2 Responses to “Obesity and Coronavirus Infection Risk? Not So Fast”

  1. November 23, 2020 at 9:34 am, David Brown said:

    Mayo Clinic researcher Vijay P. Singh has noted that unsaturated fatty acid (UFA) toxicity “is very relevant” in an acute disease such as COVID-19 which progresses “rapidly over days or even hours, in contrast to chronic diseases like hypertension and diabetes, which progress over months to decades.”

    Singh also points out that “not all obesity is the same.
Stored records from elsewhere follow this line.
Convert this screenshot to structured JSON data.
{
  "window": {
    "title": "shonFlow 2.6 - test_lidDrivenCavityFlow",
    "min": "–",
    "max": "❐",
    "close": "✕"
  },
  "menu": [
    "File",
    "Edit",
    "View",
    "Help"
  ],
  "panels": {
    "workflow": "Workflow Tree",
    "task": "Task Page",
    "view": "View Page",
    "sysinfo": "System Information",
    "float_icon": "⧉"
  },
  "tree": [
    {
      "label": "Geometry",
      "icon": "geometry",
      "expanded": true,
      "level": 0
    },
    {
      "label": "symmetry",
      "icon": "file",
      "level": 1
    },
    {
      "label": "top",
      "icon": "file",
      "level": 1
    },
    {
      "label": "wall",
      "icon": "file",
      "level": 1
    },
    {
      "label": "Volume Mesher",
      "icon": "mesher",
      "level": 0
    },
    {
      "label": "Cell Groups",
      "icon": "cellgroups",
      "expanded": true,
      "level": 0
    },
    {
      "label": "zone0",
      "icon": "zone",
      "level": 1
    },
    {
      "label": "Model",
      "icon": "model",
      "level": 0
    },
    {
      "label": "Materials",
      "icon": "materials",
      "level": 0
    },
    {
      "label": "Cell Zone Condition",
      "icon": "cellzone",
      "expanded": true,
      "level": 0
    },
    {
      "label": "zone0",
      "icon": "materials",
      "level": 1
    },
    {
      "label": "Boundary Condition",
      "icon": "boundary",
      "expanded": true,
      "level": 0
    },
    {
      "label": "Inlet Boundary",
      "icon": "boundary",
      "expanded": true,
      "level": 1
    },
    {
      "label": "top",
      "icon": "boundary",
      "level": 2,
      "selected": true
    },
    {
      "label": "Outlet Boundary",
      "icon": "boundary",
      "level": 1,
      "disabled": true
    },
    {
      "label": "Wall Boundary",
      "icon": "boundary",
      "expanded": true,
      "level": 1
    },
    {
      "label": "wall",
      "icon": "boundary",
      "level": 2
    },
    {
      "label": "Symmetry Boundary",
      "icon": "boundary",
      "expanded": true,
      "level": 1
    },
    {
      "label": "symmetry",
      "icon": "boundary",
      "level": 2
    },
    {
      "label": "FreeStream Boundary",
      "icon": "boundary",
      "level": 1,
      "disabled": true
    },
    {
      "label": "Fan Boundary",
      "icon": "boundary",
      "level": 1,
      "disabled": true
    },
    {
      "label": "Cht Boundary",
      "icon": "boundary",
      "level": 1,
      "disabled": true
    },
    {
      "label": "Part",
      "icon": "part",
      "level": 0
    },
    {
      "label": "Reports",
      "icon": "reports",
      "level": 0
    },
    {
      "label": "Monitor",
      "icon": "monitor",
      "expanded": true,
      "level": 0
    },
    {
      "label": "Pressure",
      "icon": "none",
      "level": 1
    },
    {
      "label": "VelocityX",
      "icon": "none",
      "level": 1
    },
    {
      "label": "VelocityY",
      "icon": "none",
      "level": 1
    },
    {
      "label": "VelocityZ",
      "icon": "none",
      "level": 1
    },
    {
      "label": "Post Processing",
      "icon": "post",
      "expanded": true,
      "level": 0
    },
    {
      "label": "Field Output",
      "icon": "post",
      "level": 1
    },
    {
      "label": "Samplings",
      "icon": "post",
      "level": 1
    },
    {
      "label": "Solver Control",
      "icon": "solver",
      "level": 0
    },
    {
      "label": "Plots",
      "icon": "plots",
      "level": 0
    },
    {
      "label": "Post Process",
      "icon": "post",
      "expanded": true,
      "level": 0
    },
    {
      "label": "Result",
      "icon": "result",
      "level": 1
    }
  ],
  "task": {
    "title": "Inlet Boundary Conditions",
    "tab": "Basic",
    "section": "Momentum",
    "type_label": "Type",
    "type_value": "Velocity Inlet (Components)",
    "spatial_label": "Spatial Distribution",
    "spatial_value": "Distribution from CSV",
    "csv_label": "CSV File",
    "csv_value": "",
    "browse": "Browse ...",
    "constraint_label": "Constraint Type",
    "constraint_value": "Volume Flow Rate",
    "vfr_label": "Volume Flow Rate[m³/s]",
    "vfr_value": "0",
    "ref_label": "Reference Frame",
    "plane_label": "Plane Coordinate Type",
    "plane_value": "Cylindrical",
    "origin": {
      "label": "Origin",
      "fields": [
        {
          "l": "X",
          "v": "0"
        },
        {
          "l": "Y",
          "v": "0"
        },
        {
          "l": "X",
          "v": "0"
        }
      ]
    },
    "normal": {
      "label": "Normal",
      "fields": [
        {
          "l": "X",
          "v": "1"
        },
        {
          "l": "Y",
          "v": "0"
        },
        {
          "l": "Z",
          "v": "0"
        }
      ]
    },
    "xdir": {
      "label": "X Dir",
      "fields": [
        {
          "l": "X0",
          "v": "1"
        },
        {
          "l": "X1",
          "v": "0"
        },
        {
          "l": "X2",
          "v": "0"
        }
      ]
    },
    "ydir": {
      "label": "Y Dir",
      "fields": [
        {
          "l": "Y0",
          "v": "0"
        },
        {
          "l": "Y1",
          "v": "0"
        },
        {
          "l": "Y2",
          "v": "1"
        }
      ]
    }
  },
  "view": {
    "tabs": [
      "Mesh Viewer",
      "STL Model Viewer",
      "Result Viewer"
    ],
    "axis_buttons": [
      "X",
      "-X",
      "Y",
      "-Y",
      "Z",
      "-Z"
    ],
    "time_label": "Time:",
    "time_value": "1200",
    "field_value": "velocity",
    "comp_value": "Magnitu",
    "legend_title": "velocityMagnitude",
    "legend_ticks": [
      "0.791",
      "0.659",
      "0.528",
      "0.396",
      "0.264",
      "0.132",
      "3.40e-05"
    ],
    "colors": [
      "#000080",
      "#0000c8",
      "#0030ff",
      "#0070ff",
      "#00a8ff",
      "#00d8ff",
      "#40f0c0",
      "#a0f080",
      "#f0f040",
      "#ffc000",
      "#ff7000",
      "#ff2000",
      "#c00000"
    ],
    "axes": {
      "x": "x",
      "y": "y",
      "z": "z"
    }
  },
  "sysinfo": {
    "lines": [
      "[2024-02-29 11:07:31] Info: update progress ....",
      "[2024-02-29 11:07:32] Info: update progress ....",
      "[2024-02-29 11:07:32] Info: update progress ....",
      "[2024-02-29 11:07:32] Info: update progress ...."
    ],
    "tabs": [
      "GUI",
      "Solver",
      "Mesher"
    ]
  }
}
It is the UFA component in obesity that determines the degree of harm in the event of acute lipolysis as in severe COVID-19… A larger proportion of UFA accumulation in adipose fat — even when the overall fat amount is lower, as in a leaner person — may be more harmful during acute lipolysis than a greater proportion of saturated fat.”

    Singh further comments, “Dietary habits, that is, the fats we cook in such as butter and different types of oil, as well as the foods we eat, are strongly determined by culture, region, tradition, and what we’re taught is good or bad, though there is little evidence for the latter.”

    Singh’s most important point: “In the long term, avoiding high UFA intake may help with future pandemics like COVID-19…” https://www.medpagetoday.com/reading-room/aga/lower-gi/86940

    • November 23, 2020 at 10:49 am, Ted said:

      The data referenced in this comment are from “small and retrospective and … correlative” studies. These observations offer a basis for speculation, but do not provide definitive evidence about a role for unsaturated fatty acids in COVID-19.